A suspected toxic spill along the beach on Russia’s Kamchatka Peninsula has killed about 95 percent of marine life on the surrounding seabed, local scientists said.
Locals first spotted something was wrong when about 20 people in a surf camp has experienced severe retina burns and symptoms that is similar to food poisoning. It was in early September when the water changed to a greyish-yellow color that has a thick milky foam on the surface with a strong foul odor. Few days later, sea creatures such as octopuses, and seals wash up on the beach.
Russia’s investigative Committee then launched a criminal probe into the suspected violation in the waste and marine pollution and use of environmentally hazardous substances.

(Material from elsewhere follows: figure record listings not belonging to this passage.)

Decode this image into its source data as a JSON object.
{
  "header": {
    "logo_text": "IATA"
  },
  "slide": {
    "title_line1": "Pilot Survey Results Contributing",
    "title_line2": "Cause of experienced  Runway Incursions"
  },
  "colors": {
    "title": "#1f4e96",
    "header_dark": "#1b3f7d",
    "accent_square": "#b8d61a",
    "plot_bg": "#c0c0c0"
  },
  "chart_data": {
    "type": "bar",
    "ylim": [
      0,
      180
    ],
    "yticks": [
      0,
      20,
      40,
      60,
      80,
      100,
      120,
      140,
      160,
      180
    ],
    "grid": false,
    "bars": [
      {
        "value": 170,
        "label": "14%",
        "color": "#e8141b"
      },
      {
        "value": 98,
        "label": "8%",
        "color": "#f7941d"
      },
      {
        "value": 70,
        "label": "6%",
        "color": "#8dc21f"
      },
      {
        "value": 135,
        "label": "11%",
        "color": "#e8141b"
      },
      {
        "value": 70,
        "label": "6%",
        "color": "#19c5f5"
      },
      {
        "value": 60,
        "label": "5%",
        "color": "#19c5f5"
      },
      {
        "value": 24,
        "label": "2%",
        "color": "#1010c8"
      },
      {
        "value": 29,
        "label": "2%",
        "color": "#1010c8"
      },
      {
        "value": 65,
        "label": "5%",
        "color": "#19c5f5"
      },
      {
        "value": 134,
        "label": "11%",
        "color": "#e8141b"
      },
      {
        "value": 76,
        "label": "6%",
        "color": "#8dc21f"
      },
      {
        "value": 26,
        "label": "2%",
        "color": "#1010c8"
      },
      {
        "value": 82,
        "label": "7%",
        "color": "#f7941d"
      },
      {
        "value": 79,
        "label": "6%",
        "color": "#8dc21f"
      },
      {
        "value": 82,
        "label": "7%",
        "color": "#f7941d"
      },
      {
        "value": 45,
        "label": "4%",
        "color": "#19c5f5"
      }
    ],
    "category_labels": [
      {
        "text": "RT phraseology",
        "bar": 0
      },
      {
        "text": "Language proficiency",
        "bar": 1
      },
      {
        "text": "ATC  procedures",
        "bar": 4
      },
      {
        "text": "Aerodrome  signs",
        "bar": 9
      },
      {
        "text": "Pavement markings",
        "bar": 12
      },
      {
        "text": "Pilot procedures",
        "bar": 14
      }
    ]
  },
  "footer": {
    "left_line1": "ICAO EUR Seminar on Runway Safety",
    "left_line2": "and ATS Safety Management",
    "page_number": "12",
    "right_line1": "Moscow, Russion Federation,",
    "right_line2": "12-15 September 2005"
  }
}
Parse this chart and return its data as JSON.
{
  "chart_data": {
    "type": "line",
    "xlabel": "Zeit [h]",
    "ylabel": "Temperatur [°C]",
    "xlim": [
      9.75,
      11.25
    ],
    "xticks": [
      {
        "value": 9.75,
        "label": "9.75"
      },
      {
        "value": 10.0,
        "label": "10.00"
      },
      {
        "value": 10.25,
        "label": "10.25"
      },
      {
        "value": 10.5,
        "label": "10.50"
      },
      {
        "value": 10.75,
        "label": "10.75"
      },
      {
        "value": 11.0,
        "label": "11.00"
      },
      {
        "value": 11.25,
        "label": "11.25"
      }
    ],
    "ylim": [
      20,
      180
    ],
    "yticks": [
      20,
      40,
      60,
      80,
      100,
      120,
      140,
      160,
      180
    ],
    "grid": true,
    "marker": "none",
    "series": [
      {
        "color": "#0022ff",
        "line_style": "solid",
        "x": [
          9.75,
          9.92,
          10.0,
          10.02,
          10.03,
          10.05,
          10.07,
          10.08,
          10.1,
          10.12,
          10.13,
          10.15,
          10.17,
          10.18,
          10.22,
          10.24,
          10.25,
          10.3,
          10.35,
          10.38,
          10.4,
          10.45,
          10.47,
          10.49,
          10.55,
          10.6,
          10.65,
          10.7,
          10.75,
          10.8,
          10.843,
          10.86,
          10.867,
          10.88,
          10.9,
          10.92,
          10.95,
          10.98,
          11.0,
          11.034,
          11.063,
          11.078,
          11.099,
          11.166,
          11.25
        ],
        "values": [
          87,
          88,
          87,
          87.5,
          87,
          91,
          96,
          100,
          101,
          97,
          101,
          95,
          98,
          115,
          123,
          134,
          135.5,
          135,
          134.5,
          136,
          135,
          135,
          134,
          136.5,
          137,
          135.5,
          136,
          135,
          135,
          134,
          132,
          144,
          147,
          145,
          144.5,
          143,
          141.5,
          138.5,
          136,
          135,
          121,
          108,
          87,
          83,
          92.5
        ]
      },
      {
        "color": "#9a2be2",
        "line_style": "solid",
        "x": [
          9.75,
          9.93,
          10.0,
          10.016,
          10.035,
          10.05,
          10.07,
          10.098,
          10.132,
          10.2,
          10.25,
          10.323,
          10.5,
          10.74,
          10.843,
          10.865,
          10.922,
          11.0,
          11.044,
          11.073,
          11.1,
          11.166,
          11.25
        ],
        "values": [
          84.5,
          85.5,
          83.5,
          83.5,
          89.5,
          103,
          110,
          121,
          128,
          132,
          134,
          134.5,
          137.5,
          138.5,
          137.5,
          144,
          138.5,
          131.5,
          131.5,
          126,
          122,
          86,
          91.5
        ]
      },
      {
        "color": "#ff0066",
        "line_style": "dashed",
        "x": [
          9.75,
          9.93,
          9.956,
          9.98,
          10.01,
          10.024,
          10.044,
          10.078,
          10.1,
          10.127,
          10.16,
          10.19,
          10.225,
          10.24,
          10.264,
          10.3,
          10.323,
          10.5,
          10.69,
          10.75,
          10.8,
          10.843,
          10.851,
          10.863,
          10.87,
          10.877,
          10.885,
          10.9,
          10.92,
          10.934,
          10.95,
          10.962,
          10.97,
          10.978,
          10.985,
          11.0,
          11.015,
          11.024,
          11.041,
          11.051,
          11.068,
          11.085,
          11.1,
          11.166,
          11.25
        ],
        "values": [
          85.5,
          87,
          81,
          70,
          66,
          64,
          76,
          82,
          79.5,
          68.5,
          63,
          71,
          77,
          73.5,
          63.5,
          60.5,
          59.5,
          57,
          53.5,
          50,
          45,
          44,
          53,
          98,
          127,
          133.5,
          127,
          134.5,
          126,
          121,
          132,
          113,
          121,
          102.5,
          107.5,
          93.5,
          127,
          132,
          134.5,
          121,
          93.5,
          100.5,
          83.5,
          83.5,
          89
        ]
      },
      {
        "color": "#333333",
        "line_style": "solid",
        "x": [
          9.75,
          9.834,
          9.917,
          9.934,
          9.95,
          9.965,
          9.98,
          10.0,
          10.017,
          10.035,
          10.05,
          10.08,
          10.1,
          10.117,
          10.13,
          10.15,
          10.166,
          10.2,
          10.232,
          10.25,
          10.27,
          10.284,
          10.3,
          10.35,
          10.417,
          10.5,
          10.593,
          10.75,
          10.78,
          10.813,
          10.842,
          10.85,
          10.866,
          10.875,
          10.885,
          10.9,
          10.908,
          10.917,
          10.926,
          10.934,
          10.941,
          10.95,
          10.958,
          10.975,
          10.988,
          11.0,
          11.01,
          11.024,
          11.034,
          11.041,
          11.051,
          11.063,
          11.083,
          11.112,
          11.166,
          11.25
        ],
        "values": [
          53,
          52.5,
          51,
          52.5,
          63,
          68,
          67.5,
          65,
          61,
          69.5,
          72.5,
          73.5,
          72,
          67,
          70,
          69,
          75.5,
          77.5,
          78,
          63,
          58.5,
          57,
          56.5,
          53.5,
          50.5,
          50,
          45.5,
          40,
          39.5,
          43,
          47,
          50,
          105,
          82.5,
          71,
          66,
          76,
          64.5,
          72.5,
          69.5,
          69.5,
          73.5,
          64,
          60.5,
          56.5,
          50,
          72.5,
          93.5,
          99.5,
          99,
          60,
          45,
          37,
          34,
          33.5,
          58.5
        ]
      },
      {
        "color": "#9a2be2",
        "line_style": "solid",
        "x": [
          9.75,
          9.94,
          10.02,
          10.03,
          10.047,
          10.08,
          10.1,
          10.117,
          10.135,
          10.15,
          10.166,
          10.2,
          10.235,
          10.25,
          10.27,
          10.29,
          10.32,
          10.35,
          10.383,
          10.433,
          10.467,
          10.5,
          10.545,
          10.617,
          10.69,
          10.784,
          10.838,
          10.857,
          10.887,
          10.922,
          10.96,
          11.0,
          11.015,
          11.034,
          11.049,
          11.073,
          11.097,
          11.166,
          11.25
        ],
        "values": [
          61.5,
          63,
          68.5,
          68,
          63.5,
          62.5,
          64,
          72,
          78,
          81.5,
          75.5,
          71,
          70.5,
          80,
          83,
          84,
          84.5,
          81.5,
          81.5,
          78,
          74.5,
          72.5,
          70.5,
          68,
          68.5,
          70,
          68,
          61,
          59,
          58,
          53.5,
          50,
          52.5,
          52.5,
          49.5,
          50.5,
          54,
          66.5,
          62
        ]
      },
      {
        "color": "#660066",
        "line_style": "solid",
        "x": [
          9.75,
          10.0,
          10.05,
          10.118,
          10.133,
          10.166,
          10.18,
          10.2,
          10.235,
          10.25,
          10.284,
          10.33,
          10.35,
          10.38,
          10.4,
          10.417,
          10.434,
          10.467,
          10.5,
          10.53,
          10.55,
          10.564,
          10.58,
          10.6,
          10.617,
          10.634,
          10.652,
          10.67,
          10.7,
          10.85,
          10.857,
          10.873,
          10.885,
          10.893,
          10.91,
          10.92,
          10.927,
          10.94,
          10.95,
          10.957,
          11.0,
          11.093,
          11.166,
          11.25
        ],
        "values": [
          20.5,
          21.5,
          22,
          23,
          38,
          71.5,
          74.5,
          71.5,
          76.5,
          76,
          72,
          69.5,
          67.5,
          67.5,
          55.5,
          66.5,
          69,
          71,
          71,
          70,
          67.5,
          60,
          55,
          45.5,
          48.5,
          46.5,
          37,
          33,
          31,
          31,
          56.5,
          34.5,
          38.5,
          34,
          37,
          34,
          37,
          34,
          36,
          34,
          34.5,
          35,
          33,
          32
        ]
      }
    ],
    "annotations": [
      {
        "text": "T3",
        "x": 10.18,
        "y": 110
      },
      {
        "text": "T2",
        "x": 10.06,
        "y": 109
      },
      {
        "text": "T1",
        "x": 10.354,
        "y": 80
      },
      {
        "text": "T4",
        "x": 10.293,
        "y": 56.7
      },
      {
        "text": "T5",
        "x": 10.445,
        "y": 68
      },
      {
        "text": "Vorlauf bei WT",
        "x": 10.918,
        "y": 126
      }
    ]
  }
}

“On the shore, we did not find any large dead sea animals or birds,” scientist Ivan Usatov said according to a report that has been posted on the governor’s official website. “However, when diving, we found that there is a mass death of benthos [bottom-dwelling organisms] at depths from 10 to 15 meters — 95% are dead. Some large fish, shrimps and crabs have survived, but in very small numbers.”
A photographer went on an underwater expedition with the scientists, and reported they too experienced a retina burn.
“Our guys went diving and they came back to surface with tears on their eyes! The entire seabed was full of dead animals’ corpses,” Kristina Rozenberg, a local tour guide, wrote on her Instagram. “All of our underwater beauty is gray and yellow colors, the fish looks like they’ve been boiling in hot water… and this is all happening just 200 meters away from the house I live in.”
It is still unclear what caused the contamination, but initial examination of the water showed levels of phenol, a substance used as antiseptic or disinfectant, were 2.5 times higher than normal. It also has petroleum levels 3.6 times higher than the normal.
“The investigators are checking all possible sources of pollution, including the territories of landfills adjacent to the Avachinsky Bay and the coastal strip of Khalaktyr where toxic chemicals are stored,” the Investigative Committee said in a statement.